À partir de 1817, dans le Bas-Canada, quatre comités dont tous les
députés faisaient partie étaient créés au
début de chaque session et chargés par l’Assemblée de
siéger certains jours de la semaine. Ils portaient le nom de grands
comités des griefs, des tribunaux, de l’agriculture et du commerce.

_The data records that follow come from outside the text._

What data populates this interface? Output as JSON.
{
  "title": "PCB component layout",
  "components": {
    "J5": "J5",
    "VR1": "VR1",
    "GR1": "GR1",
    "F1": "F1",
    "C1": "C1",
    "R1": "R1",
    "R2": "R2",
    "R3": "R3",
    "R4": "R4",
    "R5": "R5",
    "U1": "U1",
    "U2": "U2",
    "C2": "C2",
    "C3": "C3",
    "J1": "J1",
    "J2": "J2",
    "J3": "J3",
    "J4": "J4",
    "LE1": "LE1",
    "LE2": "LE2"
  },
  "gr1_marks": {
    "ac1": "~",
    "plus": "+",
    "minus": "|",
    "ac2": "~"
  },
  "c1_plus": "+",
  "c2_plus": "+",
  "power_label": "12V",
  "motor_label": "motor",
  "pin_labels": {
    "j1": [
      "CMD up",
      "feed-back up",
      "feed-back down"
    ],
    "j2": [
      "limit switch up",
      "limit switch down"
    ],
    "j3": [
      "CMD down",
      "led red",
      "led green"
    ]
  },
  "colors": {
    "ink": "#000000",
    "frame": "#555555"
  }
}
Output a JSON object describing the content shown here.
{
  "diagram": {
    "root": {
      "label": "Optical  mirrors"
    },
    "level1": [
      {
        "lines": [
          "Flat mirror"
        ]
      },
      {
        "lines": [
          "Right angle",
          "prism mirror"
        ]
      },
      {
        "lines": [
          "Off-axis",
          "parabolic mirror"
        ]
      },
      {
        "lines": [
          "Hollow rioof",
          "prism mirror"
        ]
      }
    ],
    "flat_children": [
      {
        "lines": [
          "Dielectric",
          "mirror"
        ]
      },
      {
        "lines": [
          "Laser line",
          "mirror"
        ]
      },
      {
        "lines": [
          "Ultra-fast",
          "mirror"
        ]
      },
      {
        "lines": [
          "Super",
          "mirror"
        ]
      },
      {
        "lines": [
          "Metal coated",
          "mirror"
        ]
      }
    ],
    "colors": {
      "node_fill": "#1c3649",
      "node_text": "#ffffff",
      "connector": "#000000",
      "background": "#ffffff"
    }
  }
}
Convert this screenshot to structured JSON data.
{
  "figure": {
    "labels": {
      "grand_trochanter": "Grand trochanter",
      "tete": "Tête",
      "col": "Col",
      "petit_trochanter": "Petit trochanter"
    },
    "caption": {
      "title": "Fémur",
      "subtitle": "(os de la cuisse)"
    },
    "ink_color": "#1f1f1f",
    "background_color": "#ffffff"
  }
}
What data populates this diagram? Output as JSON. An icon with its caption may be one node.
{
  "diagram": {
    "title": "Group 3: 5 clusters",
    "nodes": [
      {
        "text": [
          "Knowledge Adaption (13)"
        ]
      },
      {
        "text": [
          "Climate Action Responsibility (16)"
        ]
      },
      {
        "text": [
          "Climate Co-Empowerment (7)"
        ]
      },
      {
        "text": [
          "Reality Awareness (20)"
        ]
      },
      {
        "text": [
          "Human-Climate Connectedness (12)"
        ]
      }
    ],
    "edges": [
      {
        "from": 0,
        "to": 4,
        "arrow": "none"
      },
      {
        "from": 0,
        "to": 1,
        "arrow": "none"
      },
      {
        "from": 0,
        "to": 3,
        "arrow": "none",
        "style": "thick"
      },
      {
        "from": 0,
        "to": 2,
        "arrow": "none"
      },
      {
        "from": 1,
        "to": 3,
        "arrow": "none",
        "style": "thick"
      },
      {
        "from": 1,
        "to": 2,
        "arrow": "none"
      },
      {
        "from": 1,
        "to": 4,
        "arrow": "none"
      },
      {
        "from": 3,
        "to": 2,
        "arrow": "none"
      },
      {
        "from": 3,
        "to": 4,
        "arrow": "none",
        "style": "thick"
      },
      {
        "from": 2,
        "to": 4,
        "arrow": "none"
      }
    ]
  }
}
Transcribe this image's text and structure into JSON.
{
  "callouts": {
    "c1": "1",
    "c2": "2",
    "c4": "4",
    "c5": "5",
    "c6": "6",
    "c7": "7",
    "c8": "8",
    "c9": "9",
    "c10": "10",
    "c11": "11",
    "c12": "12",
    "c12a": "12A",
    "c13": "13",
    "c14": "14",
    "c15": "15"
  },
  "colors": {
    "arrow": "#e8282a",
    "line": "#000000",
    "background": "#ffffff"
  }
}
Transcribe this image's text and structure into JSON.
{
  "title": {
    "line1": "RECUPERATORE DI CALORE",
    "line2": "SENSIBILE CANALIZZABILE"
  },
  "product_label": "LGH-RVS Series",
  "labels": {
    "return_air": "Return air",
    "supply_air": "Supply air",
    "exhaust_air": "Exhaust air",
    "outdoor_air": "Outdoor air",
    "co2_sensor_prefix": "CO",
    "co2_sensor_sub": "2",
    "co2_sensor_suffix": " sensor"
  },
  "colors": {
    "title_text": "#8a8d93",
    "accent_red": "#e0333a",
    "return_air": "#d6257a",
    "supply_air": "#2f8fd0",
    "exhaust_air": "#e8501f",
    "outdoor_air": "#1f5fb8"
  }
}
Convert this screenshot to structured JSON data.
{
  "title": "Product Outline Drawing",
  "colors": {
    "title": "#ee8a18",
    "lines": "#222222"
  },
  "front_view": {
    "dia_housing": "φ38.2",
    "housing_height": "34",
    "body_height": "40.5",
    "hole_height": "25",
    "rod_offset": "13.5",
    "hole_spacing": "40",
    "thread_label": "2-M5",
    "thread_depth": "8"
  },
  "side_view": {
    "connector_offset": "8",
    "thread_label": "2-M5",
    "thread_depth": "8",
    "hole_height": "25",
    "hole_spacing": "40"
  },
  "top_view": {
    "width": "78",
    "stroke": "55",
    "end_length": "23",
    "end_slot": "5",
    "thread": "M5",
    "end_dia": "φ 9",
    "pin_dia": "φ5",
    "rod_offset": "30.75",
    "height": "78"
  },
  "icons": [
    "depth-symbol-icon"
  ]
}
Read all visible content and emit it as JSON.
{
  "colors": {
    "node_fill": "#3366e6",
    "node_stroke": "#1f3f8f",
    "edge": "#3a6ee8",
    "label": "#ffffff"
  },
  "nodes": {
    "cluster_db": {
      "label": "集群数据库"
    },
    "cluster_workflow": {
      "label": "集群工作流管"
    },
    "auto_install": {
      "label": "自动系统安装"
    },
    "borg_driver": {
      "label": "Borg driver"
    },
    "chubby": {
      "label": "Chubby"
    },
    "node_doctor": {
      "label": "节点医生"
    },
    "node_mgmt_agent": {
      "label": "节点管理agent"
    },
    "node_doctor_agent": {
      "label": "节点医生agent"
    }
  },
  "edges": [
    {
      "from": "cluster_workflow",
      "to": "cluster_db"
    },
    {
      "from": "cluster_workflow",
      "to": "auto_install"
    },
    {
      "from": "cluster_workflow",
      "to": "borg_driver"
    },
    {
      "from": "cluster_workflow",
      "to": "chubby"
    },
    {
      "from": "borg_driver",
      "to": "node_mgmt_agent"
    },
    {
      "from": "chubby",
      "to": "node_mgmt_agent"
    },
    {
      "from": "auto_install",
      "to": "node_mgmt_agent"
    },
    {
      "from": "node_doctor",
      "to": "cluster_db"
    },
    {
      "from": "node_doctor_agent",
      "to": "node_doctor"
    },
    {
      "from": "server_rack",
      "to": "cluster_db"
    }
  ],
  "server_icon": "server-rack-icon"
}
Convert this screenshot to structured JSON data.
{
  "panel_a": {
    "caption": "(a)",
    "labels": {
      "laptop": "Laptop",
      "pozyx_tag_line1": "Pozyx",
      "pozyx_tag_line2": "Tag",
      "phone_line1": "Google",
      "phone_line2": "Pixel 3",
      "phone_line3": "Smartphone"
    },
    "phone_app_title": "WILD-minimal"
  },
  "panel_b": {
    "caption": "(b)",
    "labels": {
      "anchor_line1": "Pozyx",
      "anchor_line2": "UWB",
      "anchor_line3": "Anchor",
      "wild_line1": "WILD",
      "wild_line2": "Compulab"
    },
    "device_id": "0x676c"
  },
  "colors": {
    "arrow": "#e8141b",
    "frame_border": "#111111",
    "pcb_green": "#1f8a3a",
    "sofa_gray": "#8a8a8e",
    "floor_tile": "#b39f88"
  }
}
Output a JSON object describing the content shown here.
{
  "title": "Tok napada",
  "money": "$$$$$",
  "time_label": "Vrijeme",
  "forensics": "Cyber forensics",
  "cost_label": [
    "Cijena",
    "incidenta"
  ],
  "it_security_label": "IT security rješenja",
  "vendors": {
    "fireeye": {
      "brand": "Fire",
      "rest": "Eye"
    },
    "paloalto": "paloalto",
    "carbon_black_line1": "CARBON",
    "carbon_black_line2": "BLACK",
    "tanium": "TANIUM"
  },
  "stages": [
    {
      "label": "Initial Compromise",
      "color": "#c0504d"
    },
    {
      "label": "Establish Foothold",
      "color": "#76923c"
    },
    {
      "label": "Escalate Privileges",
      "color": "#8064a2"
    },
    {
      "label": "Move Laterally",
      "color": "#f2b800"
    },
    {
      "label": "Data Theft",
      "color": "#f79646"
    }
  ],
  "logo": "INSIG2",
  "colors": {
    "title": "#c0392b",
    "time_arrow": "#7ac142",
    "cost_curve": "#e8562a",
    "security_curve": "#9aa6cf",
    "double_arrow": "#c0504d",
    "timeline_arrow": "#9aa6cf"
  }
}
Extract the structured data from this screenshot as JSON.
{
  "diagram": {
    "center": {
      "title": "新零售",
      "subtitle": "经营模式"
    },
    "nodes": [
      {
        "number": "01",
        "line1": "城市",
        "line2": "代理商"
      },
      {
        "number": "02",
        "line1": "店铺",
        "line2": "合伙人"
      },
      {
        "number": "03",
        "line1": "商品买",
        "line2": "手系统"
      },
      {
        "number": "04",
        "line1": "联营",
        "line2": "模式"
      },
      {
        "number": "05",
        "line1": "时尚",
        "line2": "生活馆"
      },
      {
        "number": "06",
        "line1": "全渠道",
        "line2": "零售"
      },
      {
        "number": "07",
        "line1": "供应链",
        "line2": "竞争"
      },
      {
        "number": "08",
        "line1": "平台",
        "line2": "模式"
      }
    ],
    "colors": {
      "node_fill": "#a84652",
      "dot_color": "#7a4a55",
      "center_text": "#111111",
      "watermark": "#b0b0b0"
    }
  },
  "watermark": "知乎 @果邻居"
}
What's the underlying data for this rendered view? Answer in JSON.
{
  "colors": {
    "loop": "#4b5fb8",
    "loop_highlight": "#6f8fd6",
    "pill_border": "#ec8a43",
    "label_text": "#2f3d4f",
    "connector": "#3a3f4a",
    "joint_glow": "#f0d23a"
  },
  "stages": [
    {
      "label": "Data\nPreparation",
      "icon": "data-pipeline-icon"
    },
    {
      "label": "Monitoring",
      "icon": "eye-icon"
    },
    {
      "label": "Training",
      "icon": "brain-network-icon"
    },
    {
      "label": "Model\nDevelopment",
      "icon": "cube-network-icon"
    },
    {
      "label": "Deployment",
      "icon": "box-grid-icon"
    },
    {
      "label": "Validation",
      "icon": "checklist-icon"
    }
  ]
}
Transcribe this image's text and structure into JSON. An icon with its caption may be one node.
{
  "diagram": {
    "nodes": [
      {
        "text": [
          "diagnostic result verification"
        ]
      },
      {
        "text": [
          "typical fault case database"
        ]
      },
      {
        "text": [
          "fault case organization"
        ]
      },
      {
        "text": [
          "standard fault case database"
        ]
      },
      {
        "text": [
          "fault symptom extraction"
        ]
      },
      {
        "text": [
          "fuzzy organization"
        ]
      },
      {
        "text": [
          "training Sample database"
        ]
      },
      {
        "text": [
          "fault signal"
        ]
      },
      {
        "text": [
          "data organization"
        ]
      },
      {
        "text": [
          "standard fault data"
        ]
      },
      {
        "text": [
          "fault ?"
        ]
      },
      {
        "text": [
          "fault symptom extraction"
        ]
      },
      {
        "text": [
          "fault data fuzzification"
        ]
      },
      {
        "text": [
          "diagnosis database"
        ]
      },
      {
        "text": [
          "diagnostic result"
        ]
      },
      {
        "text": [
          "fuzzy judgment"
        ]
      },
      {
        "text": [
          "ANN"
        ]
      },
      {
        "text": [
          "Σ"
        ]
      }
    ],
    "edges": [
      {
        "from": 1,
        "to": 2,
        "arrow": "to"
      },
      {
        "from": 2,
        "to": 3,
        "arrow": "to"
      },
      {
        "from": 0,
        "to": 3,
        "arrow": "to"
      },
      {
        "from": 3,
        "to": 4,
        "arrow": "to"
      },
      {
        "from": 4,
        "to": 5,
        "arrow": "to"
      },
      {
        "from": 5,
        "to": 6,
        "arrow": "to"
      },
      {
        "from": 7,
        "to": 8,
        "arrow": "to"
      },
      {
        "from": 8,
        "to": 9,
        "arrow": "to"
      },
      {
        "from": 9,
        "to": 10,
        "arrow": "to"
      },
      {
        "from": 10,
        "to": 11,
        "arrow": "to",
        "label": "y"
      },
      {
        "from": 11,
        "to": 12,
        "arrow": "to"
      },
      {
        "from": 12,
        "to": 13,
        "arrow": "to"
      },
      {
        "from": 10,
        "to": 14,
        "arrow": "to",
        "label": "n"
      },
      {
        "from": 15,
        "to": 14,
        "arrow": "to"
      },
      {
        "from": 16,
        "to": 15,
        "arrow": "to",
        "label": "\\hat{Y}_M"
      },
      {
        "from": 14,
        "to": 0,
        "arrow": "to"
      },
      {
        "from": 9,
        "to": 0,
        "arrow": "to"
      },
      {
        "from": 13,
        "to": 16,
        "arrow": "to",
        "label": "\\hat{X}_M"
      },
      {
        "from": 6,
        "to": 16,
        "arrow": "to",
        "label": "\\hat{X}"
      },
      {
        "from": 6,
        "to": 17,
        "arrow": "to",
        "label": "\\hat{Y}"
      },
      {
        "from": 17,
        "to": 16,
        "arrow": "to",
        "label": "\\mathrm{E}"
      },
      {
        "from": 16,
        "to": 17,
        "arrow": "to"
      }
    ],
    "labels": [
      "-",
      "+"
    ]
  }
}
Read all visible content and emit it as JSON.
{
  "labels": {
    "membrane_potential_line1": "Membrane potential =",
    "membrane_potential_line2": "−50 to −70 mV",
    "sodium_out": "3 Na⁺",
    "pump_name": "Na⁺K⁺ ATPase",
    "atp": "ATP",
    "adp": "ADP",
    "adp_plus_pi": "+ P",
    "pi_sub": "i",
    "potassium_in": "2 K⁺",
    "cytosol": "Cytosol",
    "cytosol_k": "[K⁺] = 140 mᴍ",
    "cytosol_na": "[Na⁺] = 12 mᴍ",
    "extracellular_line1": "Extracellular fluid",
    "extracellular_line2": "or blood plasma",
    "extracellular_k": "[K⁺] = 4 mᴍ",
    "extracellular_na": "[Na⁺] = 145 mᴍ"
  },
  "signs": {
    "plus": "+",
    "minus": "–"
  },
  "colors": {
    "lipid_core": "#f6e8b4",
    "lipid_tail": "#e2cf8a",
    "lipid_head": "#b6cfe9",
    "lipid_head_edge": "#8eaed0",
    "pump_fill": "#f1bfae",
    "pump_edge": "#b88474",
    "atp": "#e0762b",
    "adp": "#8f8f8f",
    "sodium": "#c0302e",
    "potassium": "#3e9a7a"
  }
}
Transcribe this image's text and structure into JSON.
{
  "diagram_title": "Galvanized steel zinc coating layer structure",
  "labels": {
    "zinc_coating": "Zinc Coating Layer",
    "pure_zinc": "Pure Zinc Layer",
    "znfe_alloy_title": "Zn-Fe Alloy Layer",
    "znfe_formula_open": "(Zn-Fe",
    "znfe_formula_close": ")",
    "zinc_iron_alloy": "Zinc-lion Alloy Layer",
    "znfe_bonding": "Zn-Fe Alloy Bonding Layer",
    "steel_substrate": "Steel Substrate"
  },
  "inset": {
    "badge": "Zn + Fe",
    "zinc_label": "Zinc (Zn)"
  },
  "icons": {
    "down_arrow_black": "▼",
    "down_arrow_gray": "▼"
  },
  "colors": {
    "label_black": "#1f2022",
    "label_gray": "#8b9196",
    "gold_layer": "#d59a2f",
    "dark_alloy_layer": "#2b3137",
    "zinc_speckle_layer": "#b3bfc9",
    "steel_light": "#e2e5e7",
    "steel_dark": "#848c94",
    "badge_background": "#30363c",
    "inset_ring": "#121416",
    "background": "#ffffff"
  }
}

En 1840, après l’union du Haut et du Bas-Canada, la plupart des
règles parlementaires en usage au Bas-Canada ont été
conservées [17] ,
et l’Assemblée législative de la Province du Canada a
continué de mener une bonne partie de ses travaux en comité
plénier [18] .
Au moment de la Confédération
en 1867, la Chambre des communes a adopté les règles de
l’ancienne Assemblée législative de la Province du Canada,
notamment les procédures et pratiques relatives aux comités
pléniers [19] .
De sorte que les questions concernant le commerce, la fiscalité ou les
recettes publiques devaient d’abord être examinées en
comité plénier avant que la Chambre des communes puisse adopter
une résolution ou un projet de
loi [20] .
En outre, les
adresses à la Couronne étaient souvent fondées sur des
résolutions d’abord examinées en comité
plénier [21] .
De 1867 à 1968, trois types de
comités étaient composés de l’ensemble des
députés : le Comité des subsides, le Comité des voies
et moyens et les comités pléniers. Le Comité des subsides
examinait, poste par poste, chaque demande de crédits (crédits
provisoires, Budget principal et Budget supplémentaire des
dépenses) [22] .
Quand le Comité recommandait à la Chambre que les crédits
demandés soient accordés et que la Chambre était
d’accord, les député se constituaient en Comité des
voies et moyens [23] .
Le Comité des voies et moyens étudiait ensuite les
résolutions visant à autoriser les dépenses à partir
du Fonds du revenu consolidé (le
Trésor) [24] ;
une fois que ces résolutions avaient fait l’objet d’un
rapport et avaient été adoptées par la Chambre, un projet
de loi de crédits fondé sur ces résolutions était
déposé [25] .
Le Comité des voies et moyens autorisait également de façon
préliminaire les propositions fiscales énoncées dans le
budget du ministre des
Finances [26] .
Un comité plénier discutait habituellement des résolutions
préalables aux projets de loi prévoyant la dépense de fonds
publics [27].
Il ne discutait que de l’opportunité de la mesure proposée,
puisque les détails n’en étaient pas encore connus. Le
débat pouvait s’éterniser. Une fois la résolution
approuvée, la Chambre procédait au dépôt et à
la première lecture du projet de
loi [28] .
Un comité plénier examinait également en détail la
plupart des projets de loi après la deuxième
lecture [29] ,
ainsi que
des questions comme les résolutions relatives aux traités et
conventions
internationales [30]
et les rapports de comités chargés d’étudier les
règles et procédures de la
Chambre [31] .
Peu de projets de loi du gouvernement (des mesures ne prêtant pas à
controverse) étaient renvoyés à des comités
permanents ou spéciaux pour étude. À l’époque,
les comités permanents et spéciaux ne s’occupaient pas de
travaux législatifs; ils approfondissaient plutôt certaines
questions. Les comités permanents n’étaient pas
habilités à adopter les articles d’un projet de loi. Une
fois qu’un comité permanent ou spécial avait
déposé son rapport, un comité plénier devait
réexaminer, article par article, le texte du projet de loi.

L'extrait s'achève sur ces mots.